Feelings of worth can flourish only in an atmosphere where individual differences are appreciated, mistakes are tolerated, communication is open, and rules are flexible – the kind of atmosphere that is found in a nurturing family.
Communication is to relationships what breath is to life.
We must not allow other people’s limited perceptions to define us.
We need 4 hugs a day for survival. We need 8 hugs a day for maintenance. We need 12 hugs a day for growth.
Your responses to the events of life are more important than the events themselves.
I believe the greatest gift I can conceive of having from anyone is to be seen by them, heard by them, to be understood and touched by them.
People prefer the certainty of misery to the misery of uncertainty
It is now clear to me that the family is a microcosm of the world. To understand the world, we can study the family: issues such as power, intimacy, autonomy, trust, and communication skills are vital parts underlying how we live in the world. To change the world is to change the family.
Every word, facial expression, gesture, or action on the part of a parent gives the child some message about self-worth. It is sad that so many parents don’t realize what messages they are sending.
The Problem is never the problem! It is only a symptom of something much deeper.
The message sent is not always the message received.
Taste everything, but swallow only what fits.
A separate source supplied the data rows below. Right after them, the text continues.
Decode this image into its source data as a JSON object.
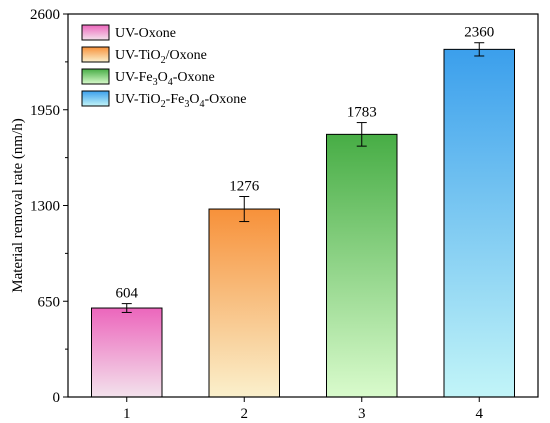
{
  "chart_data": {
    "type": "bar",
    "categories": [
      "1",
      "2",
      "3",
      "4"
    ],
    "values": [
      604,
      1276,
      1783,
      2360
    ],
    "errors": [
      30,
      85,
      80,
      45
    ],
    "data_labels": [
      "604",
      "1276",
      "1783",
      "2360"
    ],
    "ylabel": "Material removal rate (nm/h)",
    "xlabel": "",
    "ylim": [
      0,
      2600
    ],
    "yticks": [
      0,
      650,
      1300,
      1950,
      2600
    ],
    "ytick_labels": [
      "0",
      "650",
      "1300",
      "1950",
      "2600"
    ],
    "grid": false,
    "legend": {
      "position": "top-left",
      "entries": [
        {
          "main": "UV-Oxone"
        },
        {
          "parts": [
            "UV-TiO",
            "2",
            "/Oxone"
          ]
        },
        {
          "parts": [
            "UV-Fe",
            "3",
            "O",
            "4",
            "-Oxone"
          ]
        },
        {
          "parts": [
            "UV-TiO",
            "2",
            "-Fe",
            "3",
            "O",
            "4",
            "-Oxone"
          ]
        }
      ]
    },
    "series_colors": [
      {
        "top": "#ec66bc",
        "bottom": "#f3e2ec"
      },
      {
        "top": "#f7913a",
        "bottom": "#faf0cc"
      },
      {
        "top": "#47ad45",
        "bottom": "#d9fbcc"
      },
      {
        "top": "#3b9fec",
        "bottom": "#c2f5f8"
      }
    ]
  }
}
The symbol in Chinese for crisis is made up of two ideographs: one means danger, the other means opportunity. This symbol is a reminder that we can choose to turn a crisis into an opportunity or into a negative experience.
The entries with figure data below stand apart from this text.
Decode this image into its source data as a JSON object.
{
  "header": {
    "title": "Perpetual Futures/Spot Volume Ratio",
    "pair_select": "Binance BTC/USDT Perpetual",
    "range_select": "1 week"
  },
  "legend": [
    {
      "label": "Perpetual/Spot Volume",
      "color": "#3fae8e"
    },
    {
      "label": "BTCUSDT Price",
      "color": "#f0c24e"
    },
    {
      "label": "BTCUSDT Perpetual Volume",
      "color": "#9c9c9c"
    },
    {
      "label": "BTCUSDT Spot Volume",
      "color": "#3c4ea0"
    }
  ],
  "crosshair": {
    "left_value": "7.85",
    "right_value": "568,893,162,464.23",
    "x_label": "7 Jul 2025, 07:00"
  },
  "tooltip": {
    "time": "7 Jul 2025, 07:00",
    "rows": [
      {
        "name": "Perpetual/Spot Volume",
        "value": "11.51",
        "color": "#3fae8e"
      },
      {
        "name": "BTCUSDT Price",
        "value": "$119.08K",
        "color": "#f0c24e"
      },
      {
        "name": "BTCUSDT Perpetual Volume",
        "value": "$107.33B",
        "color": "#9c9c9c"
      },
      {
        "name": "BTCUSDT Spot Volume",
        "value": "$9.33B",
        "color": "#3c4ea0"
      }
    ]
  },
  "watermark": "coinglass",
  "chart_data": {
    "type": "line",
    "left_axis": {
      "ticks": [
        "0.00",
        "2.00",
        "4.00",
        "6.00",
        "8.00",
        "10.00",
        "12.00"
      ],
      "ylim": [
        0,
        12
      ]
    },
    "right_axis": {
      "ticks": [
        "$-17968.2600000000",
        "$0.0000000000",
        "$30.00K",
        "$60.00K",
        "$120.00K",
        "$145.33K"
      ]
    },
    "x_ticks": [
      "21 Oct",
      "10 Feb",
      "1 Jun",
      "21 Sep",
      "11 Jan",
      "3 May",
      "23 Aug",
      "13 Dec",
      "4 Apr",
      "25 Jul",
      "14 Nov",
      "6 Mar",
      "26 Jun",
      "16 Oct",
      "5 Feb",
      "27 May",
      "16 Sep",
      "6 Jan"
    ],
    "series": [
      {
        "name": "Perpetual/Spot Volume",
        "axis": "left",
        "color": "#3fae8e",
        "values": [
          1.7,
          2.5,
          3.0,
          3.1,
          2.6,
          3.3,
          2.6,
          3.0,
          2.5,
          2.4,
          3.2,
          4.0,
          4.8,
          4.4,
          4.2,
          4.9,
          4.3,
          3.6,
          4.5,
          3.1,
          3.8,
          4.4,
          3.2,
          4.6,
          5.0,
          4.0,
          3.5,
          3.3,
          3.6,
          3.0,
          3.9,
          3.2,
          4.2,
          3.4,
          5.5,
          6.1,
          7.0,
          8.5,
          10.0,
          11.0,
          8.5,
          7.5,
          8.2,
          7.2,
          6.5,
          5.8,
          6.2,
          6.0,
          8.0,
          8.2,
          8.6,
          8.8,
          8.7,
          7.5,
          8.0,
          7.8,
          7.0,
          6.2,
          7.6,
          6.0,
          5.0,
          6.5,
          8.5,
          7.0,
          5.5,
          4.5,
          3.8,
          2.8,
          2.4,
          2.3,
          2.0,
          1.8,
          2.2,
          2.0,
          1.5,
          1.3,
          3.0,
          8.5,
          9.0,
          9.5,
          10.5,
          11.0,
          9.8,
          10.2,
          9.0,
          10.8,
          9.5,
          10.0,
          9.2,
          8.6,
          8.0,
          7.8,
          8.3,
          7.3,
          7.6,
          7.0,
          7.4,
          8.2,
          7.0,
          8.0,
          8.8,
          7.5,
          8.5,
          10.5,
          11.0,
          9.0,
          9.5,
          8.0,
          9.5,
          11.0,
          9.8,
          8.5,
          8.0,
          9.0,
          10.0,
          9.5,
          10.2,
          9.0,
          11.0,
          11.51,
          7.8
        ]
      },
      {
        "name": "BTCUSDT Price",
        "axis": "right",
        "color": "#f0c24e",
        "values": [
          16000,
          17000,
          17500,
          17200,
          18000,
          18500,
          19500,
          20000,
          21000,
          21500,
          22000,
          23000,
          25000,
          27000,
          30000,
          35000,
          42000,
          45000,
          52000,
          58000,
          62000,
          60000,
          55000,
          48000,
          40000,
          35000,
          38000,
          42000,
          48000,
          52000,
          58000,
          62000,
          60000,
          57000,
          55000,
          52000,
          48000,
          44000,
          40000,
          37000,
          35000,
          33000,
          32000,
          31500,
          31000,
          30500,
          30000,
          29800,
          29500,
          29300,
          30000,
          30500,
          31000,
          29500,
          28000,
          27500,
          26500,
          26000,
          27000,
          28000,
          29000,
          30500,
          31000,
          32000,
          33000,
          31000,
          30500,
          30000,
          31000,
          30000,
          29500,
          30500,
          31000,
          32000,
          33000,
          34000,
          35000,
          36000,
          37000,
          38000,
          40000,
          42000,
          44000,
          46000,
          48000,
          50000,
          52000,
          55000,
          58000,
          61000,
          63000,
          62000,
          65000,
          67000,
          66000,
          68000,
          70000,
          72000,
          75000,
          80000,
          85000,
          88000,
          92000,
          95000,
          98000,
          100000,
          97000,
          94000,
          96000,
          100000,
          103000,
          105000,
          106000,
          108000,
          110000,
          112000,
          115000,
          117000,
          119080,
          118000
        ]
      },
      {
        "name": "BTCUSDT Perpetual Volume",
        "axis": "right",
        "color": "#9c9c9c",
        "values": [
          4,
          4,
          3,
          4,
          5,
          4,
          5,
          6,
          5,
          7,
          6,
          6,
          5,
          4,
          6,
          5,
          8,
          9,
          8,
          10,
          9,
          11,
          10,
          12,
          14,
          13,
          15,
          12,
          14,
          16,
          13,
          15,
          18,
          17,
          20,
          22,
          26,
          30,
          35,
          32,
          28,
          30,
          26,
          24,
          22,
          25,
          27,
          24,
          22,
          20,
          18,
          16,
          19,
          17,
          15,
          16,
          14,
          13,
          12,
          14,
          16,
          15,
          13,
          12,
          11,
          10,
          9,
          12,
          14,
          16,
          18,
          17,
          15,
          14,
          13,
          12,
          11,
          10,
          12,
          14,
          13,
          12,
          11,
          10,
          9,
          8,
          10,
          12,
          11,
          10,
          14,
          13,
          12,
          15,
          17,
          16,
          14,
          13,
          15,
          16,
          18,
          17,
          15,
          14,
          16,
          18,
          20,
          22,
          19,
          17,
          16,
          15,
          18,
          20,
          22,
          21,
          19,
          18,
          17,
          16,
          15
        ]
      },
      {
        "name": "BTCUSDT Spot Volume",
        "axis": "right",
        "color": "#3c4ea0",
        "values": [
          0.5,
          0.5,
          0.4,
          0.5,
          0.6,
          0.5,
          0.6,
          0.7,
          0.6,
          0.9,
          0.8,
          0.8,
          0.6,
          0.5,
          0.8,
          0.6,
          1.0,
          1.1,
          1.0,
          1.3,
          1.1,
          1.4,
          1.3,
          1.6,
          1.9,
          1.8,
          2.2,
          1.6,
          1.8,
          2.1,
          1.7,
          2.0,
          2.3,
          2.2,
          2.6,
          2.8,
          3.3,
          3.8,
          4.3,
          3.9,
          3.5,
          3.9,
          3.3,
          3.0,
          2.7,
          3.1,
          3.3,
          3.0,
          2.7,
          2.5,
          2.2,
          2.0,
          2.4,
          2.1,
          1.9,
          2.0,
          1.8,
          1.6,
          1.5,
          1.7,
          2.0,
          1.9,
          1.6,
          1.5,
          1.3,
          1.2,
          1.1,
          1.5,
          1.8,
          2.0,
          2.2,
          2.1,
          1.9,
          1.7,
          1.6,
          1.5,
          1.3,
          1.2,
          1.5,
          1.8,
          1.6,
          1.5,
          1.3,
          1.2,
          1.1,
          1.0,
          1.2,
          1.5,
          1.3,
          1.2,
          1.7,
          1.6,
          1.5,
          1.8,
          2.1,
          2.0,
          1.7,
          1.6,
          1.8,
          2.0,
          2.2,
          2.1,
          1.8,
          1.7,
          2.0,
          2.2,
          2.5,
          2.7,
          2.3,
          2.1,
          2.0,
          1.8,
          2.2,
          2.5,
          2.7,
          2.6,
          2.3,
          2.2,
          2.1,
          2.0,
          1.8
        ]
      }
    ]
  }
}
As a therapist, I am a companion. I try to help people tune into their own wisdom.
I regard (parenting) as the hardest, most complicated, anxiety-ridden, sweat-and-blood-producing job in the world. Succeeding requires the ultimate in patience, common sense, commitment, humor, tact, love, wisdom, awareness, and knowledge. At the same time, it holds the possibility for the most rewarding, joyous experience of a lifetime, namely, that of being successful guides to a new and unique human being.
Problems are not the problem; coping is the problem.
I think if I have one message, one thing before I die that most of the world would know, it would be that the event does not determine how to respond to the event. That is a purely personal matter. The way in which we respond will direct and influence the event more than the event itself.
I feel that adolescence has served its purpose when a person arrives at adulthood with a strong sense of self-esteem, the ability to relate intimately, to communicate congruently, to take responsibility, and to take risks. The end of adolescence is the beginning of adulthood. What hasn’t been finished then will have to be finished later.
We can learn something new anytime we believe we can.
I want to appreciate you without judging. Join you without invading. Invite you without demanding. Leave you without guilt.